Choosing a snowboard boot is one of the most important decisions you will make when it comes to buying your snowboard gear. This is why it is very important to take your time, and make sure you go through all the necessary steps to get the boot made for you! Here are 3 categories that we flet are the most important when choosing the boot for you.|
Knowing how a snowboard boot should fit is very important, and it will give you insight on what to expect when trying them on.
- How tight should a snowboard boot be?
- A snowboard boot should feel like a firm handshake around your foot. Snug enough that your foot is not moving around in the boot, but not bone crushing tight.
- Note that snowboard boots should fit tighter than your street shoes.
- Your toes should be able to touch or brush the front when standing up straight.

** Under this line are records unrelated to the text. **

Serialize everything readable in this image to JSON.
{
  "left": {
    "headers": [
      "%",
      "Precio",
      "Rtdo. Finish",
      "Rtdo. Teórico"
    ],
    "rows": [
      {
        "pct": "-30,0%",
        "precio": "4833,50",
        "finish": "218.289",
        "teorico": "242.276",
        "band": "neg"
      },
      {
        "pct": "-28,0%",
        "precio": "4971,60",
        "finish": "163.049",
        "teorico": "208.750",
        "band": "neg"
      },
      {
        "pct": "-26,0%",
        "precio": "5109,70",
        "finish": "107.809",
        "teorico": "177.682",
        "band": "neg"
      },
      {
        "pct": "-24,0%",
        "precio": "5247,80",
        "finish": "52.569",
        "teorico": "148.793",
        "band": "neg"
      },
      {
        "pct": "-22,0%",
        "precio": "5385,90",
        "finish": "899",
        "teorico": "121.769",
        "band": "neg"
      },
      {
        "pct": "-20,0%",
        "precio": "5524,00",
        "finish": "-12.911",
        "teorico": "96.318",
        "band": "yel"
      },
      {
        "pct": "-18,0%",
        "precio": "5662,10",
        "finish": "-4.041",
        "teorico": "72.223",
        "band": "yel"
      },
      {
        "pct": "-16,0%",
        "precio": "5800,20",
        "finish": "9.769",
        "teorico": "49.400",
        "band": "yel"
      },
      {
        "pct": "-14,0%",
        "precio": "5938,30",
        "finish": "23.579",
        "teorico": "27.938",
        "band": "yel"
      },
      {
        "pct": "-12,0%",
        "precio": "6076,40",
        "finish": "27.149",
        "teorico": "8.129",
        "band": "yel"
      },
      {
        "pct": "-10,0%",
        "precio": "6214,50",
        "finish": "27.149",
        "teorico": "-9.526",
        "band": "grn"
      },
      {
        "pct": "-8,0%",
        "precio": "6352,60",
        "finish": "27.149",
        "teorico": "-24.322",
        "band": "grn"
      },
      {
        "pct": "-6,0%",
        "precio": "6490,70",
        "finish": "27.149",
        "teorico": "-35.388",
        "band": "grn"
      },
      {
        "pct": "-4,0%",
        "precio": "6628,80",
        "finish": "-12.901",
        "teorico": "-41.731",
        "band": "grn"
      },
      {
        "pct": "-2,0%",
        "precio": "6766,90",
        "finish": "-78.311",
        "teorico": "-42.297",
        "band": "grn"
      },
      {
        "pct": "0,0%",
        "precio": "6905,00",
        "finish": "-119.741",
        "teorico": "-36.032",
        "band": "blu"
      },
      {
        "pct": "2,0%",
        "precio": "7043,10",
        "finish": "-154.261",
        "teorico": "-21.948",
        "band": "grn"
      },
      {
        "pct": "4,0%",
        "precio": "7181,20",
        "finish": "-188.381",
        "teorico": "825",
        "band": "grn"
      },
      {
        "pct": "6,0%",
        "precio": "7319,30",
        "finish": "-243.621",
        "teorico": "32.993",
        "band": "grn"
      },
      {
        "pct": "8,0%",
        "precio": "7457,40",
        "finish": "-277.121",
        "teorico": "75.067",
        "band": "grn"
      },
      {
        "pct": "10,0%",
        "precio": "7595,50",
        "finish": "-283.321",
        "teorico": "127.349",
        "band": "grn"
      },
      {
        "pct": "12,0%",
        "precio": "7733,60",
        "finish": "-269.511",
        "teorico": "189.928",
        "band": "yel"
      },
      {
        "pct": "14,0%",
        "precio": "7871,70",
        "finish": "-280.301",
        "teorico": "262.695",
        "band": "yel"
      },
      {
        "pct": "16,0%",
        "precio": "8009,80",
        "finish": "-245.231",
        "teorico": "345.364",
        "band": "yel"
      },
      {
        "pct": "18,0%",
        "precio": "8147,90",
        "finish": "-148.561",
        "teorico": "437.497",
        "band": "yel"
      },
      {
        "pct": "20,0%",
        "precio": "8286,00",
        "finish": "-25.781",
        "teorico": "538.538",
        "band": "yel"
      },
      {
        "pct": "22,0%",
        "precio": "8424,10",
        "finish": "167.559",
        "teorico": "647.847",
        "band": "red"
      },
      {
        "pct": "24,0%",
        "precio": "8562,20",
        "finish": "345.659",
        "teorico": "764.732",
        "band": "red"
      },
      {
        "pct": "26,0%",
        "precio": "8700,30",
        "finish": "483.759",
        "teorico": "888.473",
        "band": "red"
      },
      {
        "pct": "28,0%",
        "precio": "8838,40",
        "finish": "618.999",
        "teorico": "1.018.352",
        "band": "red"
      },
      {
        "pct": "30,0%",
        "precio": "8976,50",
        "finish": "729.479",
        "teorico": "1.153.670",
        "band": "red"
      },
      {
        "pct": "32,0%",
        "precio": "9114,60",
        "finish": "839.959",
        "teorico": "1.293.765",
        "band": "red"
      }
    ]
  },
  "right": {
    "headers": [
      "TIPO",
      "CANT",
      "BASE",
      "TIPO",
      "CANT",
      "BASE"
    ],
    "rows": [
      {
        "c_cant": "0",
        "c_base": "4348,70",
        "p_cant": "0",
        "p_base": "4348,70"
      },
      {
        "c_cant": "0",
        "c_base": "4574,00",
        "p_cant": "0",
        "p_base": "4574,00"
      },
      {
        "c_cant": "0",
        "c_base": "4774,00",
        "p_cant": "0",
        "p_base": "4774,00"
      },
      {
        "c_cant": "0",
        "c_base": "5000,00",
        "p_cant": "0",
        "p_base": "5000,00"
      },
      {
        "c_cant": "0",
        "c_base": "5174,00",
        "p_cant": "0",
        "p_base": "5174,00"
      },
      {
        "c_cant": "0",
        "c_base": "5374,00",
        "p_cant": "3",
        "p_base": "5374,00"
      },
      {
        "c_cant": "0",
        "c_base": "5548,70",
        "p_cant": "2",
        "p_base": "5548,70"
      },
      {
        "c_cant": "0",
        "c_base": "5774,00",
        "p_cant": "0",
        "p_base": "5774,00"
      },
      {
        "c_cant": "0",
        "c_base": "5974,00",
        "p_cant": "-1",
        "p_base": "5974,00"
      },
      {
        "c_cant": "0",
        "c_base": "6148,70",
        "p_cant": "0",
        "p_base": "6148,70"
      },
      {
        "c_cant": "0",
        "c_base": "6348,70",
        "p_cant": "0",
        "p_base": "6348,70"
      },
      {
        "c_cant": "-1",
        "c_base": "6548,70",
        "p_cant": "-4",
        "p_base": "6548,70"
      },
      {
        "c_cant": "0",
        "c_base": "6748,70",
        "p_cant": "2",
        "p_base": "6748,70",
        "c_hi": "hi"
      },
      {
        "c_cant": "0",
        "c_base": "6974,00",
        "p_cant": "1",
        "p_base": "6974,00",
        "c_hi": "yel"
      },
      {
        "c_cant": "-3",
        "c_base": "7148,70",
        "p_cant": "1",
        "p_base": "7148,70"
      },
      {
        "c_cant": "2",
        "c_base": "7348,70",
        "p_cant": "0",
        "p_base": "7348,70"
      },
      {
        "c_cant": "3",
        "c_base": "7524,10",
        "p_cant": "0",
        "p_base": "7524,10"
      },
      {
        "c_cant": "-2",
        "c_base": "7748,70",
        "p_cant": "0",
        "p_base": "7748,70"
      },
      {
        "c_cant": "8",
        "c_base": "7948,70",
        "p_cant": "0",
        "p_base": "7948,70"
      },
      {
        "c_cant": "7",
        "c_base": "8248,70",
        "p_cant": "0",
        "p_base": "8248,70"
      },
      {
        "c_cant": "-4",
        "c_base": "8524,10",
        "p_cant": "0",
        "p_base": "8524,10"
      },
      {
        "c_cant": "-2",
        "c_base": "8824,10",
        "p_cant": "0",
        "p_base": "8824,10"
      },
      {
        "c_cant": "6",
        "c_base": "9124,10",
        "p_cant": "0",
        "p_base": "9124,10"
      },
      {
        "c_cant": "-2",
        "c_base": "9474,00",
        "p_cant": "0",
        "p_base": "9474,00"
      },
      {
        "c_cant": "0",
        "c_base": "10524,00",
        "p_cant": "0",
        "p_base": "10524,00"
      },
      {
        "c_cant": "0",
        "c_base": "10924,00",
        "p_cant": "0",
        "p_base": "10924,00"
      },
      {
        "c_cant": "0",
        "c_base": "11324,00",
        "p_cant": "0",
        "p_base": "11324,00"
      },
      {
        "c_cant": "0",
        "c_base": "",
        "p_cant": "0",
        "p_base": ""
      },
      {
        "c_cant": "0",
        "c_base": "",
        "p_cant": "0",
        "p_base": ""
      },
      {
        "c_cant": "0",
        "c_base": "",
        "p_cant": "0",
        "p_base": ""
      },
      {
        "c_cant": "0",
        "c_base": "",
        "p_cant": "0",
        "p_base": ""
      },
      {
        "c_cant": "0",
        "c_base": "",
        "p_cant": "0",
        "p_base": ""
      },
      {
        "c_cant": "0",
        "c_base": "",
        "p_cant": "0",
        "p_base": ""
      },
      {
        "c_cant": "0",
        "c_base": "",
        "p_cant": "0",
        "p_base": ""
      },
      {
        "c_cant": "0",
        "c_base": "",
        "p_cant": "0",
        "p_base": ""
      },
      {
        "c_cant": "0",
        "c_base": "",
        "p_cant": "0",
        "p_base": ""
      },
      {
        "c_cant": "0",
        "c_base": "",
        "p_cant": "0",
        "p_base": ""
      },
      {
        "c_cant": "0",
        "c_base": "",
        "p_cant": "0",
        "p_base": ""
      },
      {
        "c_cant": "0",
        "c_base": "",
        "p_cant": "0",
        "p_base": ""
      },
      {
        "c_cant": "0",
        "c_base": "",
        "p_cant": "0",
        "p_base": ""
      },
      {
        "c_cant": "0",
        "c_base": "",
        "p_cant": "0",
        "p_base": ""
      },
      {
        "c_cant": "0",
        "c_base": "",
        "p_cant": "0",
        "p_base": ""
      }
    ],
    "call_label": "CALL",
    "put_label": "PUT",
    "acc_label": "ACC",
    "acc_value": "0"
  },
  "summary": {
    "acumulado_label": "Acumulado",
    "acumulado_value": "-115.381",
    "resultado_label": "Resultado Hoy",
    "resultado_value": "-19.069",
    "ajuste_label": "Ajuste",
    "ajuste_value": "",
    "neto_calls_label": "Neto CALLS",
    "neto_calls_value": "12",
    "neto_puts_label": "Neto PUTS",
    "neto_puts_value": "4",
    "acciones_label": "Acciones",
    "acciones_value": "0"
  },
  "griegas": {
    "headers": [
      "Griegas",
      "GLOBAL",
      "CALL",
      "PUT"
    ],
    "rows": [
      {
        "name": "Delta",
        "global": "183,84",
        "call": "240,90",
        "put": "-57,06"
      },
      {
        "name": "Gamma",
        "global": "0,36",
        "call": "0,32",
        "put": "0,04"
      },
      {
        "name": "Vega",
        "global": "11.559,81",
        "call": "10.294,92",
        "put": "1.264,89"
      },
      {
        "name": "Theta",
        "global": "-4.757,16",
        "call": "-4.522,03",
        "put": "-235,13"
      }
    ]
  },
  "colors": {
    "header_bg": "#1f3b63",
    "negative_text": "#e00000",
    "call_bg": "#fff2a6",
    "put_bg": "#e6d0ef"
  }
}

- When you flex forward in the boot, or get into a riding stance (knees and ankles bent), the pressure on your toe should be relieved.
- Your heel should be locked in. There should be little to no heel movement inside the boot. We want the heel to stay planted down inside of the boot.
- For the best advice on how tight a snowboard boot should be it is always best to go to a local shop and work with a bootfitter.
This is a great piece of information that will give you lots of insight in to the level of performance that the boot offers. Snowboard boots are usually rated on a scale 1-10, with 1 being the softest and 10 being the stiffest.
- Stiff Boots
- Stiff snowboard boots offer a more responsive feel for the rider. Meaning what you do inside the boot is transmitted to the board faster.
- Usually favored by aggressive/fast riders who like to ride All Mountain.
- Soft Boots
- Soft snowboard boots offer a playful feeling. Soft snowboard boots are great for those just getting started because it encourages more movement.
- Park riders also prefer soft snowboard boots as it is easier to tweak trick and grabs with them.
When it comes down to lacing there is no lacing system that is better than the other. It really comes down to personal preference. We have broken down the 3 main categories of lacing below.
Other Talking Points
- Traditional lacing is the most customizable, easiest to fix, and least costly. However, they can be hard to use with gloves on.
- Speed Lace
- Speed Lace, sometimes referred to as Quick Pull, is very easy to use with gloves on but can be a pain to fix in a bind.
- BOA or other dial closures are the easiest to use with a glove, and offer the most convenience.
- Multi zone BOA closure boots are becoming more popular, and offer more customization to the fit of the boot.
- It is very important to have a proper snowboard sock. A proper snowboard sock is a sock that comes up and out of the boot, made of a moisture wicking material, and is not too thick. Popular snowboard socks are made with merino wool and are medium to thin in thickness. If you find yourself wearing a thicker sock to keep your boot tight, your boot is probably too big. It is recommended to buy a pair of thin to medium snowboard socks to wear while you are trying on new snowboard boots.
- Bootfitters are not only a great resource because of their experience, but they can give you insights on insoles and other boot modifications that can be done to your boots to enhance the fit even more!